Llega Ion y le ordena que salga de la salvaguarda del dios. Pero la sacerdotisa de Apolo, la Pitia, que ha criado a Ion como si fuera su hijo, pone fin a la discusión, mandando a aquél que no derrame la sangre de la mu­jer que tiene delante; ahora que, por orden del dios, está a punto de marchar a Atenas, la Pitia viene a entregarle lo que, también por orden del dios, le ha ocultado hasta ese día: la cesta en que fue encontrado de niño. Creusa, que esperaba sin decir palabra, da un grito al comprender que Ion es su hijo. Ion quisiera que también su padre partici­pase de su inmenso gozo: Creusa se ve obli­gada entonces a revelarle que no es hijo de Xuto, sino de Apolo. Las dudas de Ion ante el relato de su madre son disipadas por la aparición de Atena que viene a hacer saber la voluntad de Apolo a su hijo y a la mujer que amó. El dios que había atado el nudo ha sabido también desatarlo, evi­tando, con su manifiesta intervención, que madre e hijo se odiasen: ahora el dios quie­re que Ion considere a Xuto como padre y que herede de él el reino de Atenas. Po­drá considerarse como ateniense por parte de su madre. Que Xuto conserve la ilusión de que Ion es su hijo. Entre las tragedias euripidianas de tipo novelesco (v. Elena e Ifigenia en Tauride), constituidas todas por juegos del destino y resueltas por recono­cimientos, ésta es sin duda la más hábil­mente compuesta, la más unitaria, y en suma la más feliz.

No hay en ella ningún profundo empeño del poeta en problemas morales y psicológicos, y si por esto el autor no alcanza una alta e íntima poesía, puede en cambio abandonarse a un juego ligero y hábil de fantasía escénica. El reconocimiento no es aquí un incidente, por más que sea decisivo, sino el alma misma de la trage­dia, que tiende por entero a él, tanto en el alma de los personajes ansiosos y animados de vagos presentimientos, ya en los alti­bajos de la intriga. En la caracterización de Ion, de su gracia inteligente, de sus discretas virtudes y de sus moderadas malicias, la refinada y madura penetración psicológica de Eurípides se manifiesta una vez más y alcanza el más alto resultado en esta fina y acabada obra maestra del género.

G. F. Ajroldi

*      Para la tragedia de Eurípides compuso música Charles Wood (1866-1926), Cam­bridge 1890.

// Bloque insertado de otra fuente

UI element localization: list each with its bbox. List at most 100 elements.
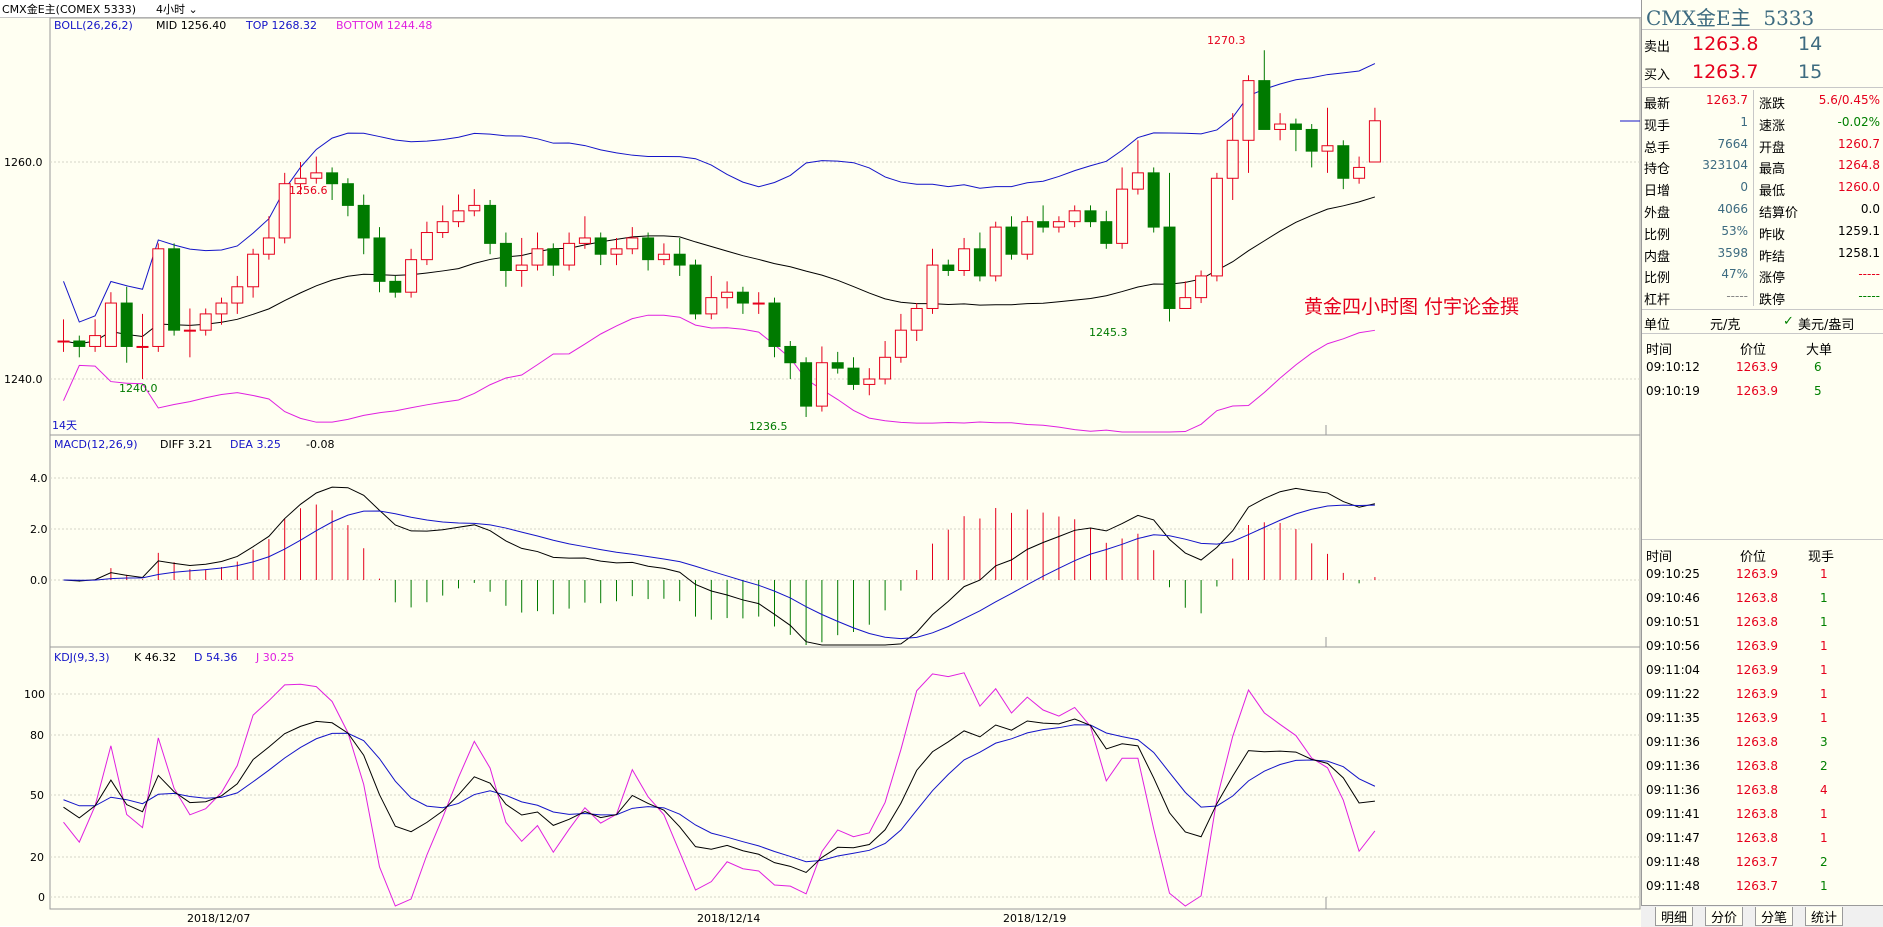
candle-body (1084, 210, 1097, 223)
row-time: 09:10:56 (1646, 639, 1700, 653)
list-item[interactable]: 09:11:36 1263.8 2 (1642, 756, 1883, 778)
row-volume: 1 (1820, 591, 1828, 605)
row-volume: 1 (1820, 879, 1828, 893)
list-item[interactable]: 09:11:47 1263.8 1 (1642, 828, 1883, 850)
date-tick: 2018/12/14 (697, 912, 760, 925)
row-time: 09:11:35 (1646, 711, 1700, 725)
list-item[interactable]: 09:11:22 1263.9 1 (1642, 684, 1883, 706)
stat-value: 0 (1740, 180, 1748, 195)
col-header: 现手 (1808, 550, 1835, 565)
row-time: 09:11:48 (1646, 855, 1700, 869)
period-selector[interactable]: 4小时 ⌄ (156, 1, 198, 17)
row-time: 09:10:25 (1646, 567, 1700, 581)
row-price: 1263.8 (1736, 807, 1778, 821)
row-time: 09:11:22 (1646, 687, 1700, 701)
candles (57, 50, 1381, 417)
candle-body (626, 237, 639, 250)
list-item[interactable]: 09:10:56 1263.9 1 (1642, 636, 1883, 658)
boll-lines (63, 63, 1376, 433)
candle-body (910, 307, 923, 331)
kdj-d-value: D 54.36 (194, 651, 237, 664)
buy-row[interactable]: 买入 1263.7 15 (1642, 60, 1883, 86)
low-annotation: 1240.0 (119, 382, 158, 395)
row-volume: 1 (1820, 639, 1828, 653)
row-time: 09:11:48 (1646, 879, 1700, 893)
boll-lower-line (63, 314, 1375, 433)
kline-chart[interactable]: BOLL(26,26,2) MID 1256.40 TOP 1268.32 BO… (0, 0, 1641, 926)
stat-value: 0.0 (1860, 202, 1880, 216)
sell-row[interactable]: 卖出 1263.8 14 (1642, 32, 1883, 58)
days-label: 14天 (52, 419, 77, 432)
kdj-tick: 0 (38, 891, 45, 904)
candle-body (1131, 172, 1144, 190)
candle-body (1068, 210, 1081, 223)
stat-label: 最高 (1759, 162, 1786, 178)
macd-label[interactable]: MACD(12,26,9) (54, 438, 138, 451)
divider (1642, 333, 1883, 334)
candle-body (357, 204, 370, 239)
high-annotation: 1270.3 (1207, 34, 1246, 47)
tab-detail[interactable]: 明细 (1655, 907, 1694, 926)
stat-label: 昨结 (1759, 249, 1786, 265)
list-item[interactable]: 09:11:48 1263.7 2 (1642, 852, 1883, 874)
row-price: 1263.9 (1736, 663, 1778, 677)
price-tick: 1260.0 (4, 156, 43, 169)
candle-body (484, 204, 497, 244)
stat-value: 4066 (1717, 202, 1748, 216)
candle-body (973, 248, 986, 277)
candle-body (926, 264, 939, 309)
list-item[interactable]: 09:11:04 1263.9 1 (1642, 660, 1883, 682)
kdj-k-value: K 46.32 (134, 651, 176, 664)
list-item[interactable]: 09:10:46 1263.8 1 (1642, 588, 1883, 610)
candle-body (547, 248, 560, 266)
candle-body (1353, 166, 1366, 179)
row-price: 1263.7 (1736, 855, 1778, 869)
list-item[interactable]: 09:10:25 1263.9 1 (1642, 564, 1883, 586)
list-item[interactable]: 09:10:19 1263.9 5 (1642, 381, 1883, 403)
row-price: 1263.7 (1736, 879, 1778, 893)
row-price: 1263.8 (1736, 735, 1778, 749)
stat-value: 5.6/0.45% (1818, 93, 1880, 107)
unit-row[interactable]: 单位 元/克 ✓ 美元/盎司 (1642, 311, 1883, 333)
tab-stats[interactable]: 统计 (1805, 907, 1844, 926)
stat-label: 最新 (1644, 97, 1671, 112)
candle-body (689, 264, 702, 315)
macd-dea-value: DEA 3.25 (230, 438, 281, 451)
chevron-down-icon: ⌄ (188, 3, 198, 16)
date-tick: 2018/12/19 (1003, 912, 1066, 925)
candle-body (531, 248, 544, 266)
row-volume: 4 (1820, 783, 1828, 797)
row-time: 09:11:36 (1646, 783, 1700, 797)
unit-alt[interactable]: 美元/盎司 (1798, 318, 1855, 333)
candle-body (1242, 80, 1255, 141)
big-order-header: 时间 价位 大单 (1642, 336, 1883, 358)
stat-value: 1 (1740, 114, 1748, 129)
stat-row: 总手 7664 开盘 1260.7 (1642, 134, 1883, 156)
sell-volume: 14 (1798, 33, 1823, 55)
list-item[interactable]: 09:10:12 1263.9 6 (1642, 357, 1883, 379)
stat-value: 53% (1721, 223, 1748, 238)
candle-body (326, 172, 339, 185)
col-header: 时间 (1646, 343, 1673, 358)
col-header: 价位 (1740, 343, 1767, 358)
list-item[interactable]: 09:10:51 1263.8 1 (1642, 612, 1883, 634)
boll-label[interactable]: BOLL(26,26,2) (54, 19, 133, 32)
row-price: 1263.8 (1736, 591, 1778, 605)
macd-diff-line (63, 486, 1376, 646)
list-item[interactable]: 09:11:36 1263.8 4 (1642, 780, 1883, 802)
chart-area[interactable]: CMX金E主(COMEX 5333) 4小时 ⌄ BOLL(26,26,2) M… (0, 0, 1641, 926)
tab-price[interactable]: 分价 (1705, 907, 1744, 926)
tab-trades[interactable]: 分笔 (1755, 907, 1794, 926)
row-time: 09:11:04 (1646, 663, 1700, 677)
list-item[interactable]: 09:11:36 1263.8 3 (1642, 732, 1883, 754)
kdj-label[interactable]: KDJ(9,3,3) (54, 651, 110, 664)
macd-tick: 4.0 (30, 472, 48, 485)
candle-body (405, 259, 418, 293)
list-item[interactable]: 09:11:41 1263.8 1 (1642, 804, 1883, 826)
list-item[interactable]: 09:11:48 1263.7 1 (1642, 876, 1883, 898)
candle-body (262, 237, 275, 255)
list-item[interactable]: 09:11:35 1263.9 1 (1642, 708, 1883, 730)
row-volume: 2 (1820, 855, 1828, 869)
date-tick: 2018/12/07 (187, 912, 250, 925)
symbol-label[interactable]: CMX金E主(COMEX 5333) (2, 3, 137, 16)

Jone, August Wilhelm Schlegel

El drama de Eurípides fue directamente imitado por August Wilhelm Schlegel (1767- 1845) en su tragedia Jone, estrenada en Weimar en 1802. Schlegel quería dar una hermana a la Ifigenia en Tauride (v.) de Goethe, pero le faltaron las fuerzas para llegar a ello y poca cosa debía de parecer su tragedia cuando Wieland, instigado por la camarilla de Bóttinger, le puso al lado, a título de comparación, una traducción del Ion de Eurípides. Goethe describe en sus Anales (v.) el tumultuoso estreno, pero todo ello formaba parte del programa romántico que el mismo Goethe benévolamente había aceptado (v. Athenaeum). El Jone venía, después de las traducciones de Shakespeare y Claredon, a cumplir el programa schlegeliano contra el filisteismo: pero si sus traducciones son obras maestras, la trage­dia sólo es una obra menor en la produc­ción del gran crítico.